The two men were soon ready. Despite the summer heat Modin was attired in black, and very jauntily; Axelson on the other hand wore a gray check suit. The walrus looked very masterful and imposing when he was dressed. One understood directly that he amounted to something in his community. He stood forth on the quay and slapped the other man on the shoulder.
“Hope you’ll do me the honor of eating dinner with me.”
Modin as a matter of fact was much disinclined but did not see how he could refuse. Axelson lived a little way out of the town. They passed through an avenue of lindens. The doctor from time to time ogled his friend sidewise. Modin walked slowly and often looked about him. He seemed irresolute. They passed a bridge and the high red gable of a mill. They branched off on a somewhat narrower by-road by the side of the pond. They rounded a hillside with oaks and soon stood before a fruit orchard, behind which rose a white-plastered two-story house. Axelson hastened to open a gate at the gable end.
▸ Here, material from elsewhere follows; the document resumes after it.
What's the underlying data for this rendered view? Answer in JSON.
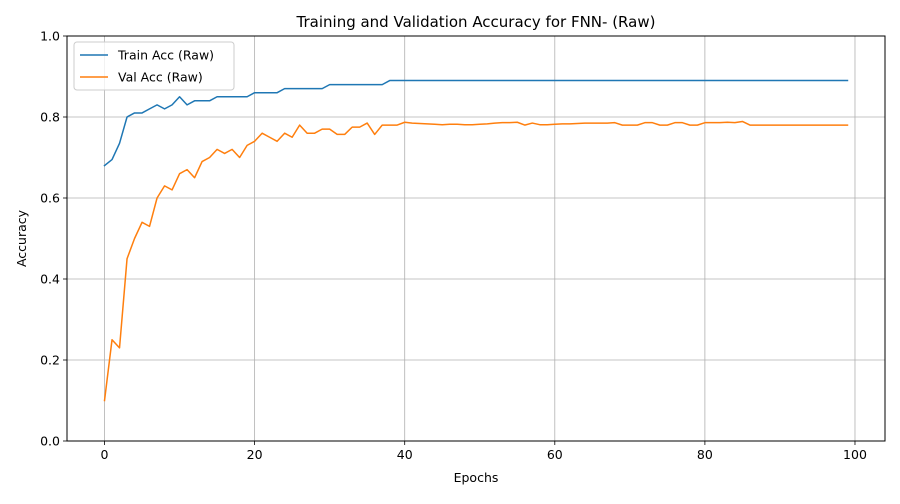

“Be so good as to come in, my dear brother.”
Modin hesitated, paled and grew faint, but Axelson took him by the arm and drew him hastily along.
Up on the veranda stood a robust lady of middle age, and on the lawn played several bare-legged boys.
Modin just saved himself from falling on the steps. He looked toward the edge of the woods with a helpless glance. But his host introduced him with a grim quiver of the mustache.
“Doctor Amadeus Modin—my wife.”
With that Axelson’s commanding voice rang out across the lawn, “Come children, aren’t you going to say how-do-you-do to uncle?”
The five boys came forward and bowed in turn. It was agony to Modin. He sank down on a sofa and cast an anxious sidelong glance over their close-cropped heads at the lady of the house. She was still dressed in white, and the scar over her eyebrow was still visible. It became her as well as ever, though in a different way. Her figure was full but firm. She had in her something of the matron, in the proud Roman significance of the word. They were a seasoned and vigorous couple, she and her husband. A noticeably stern matrimonial resemblance had arisen between these two persons, whom it never would have occurred to him to associate with each other. Their mouths had the same expression of sharp humor. Two veterans who had fought their battles side by side, they might have been marching along together for many years.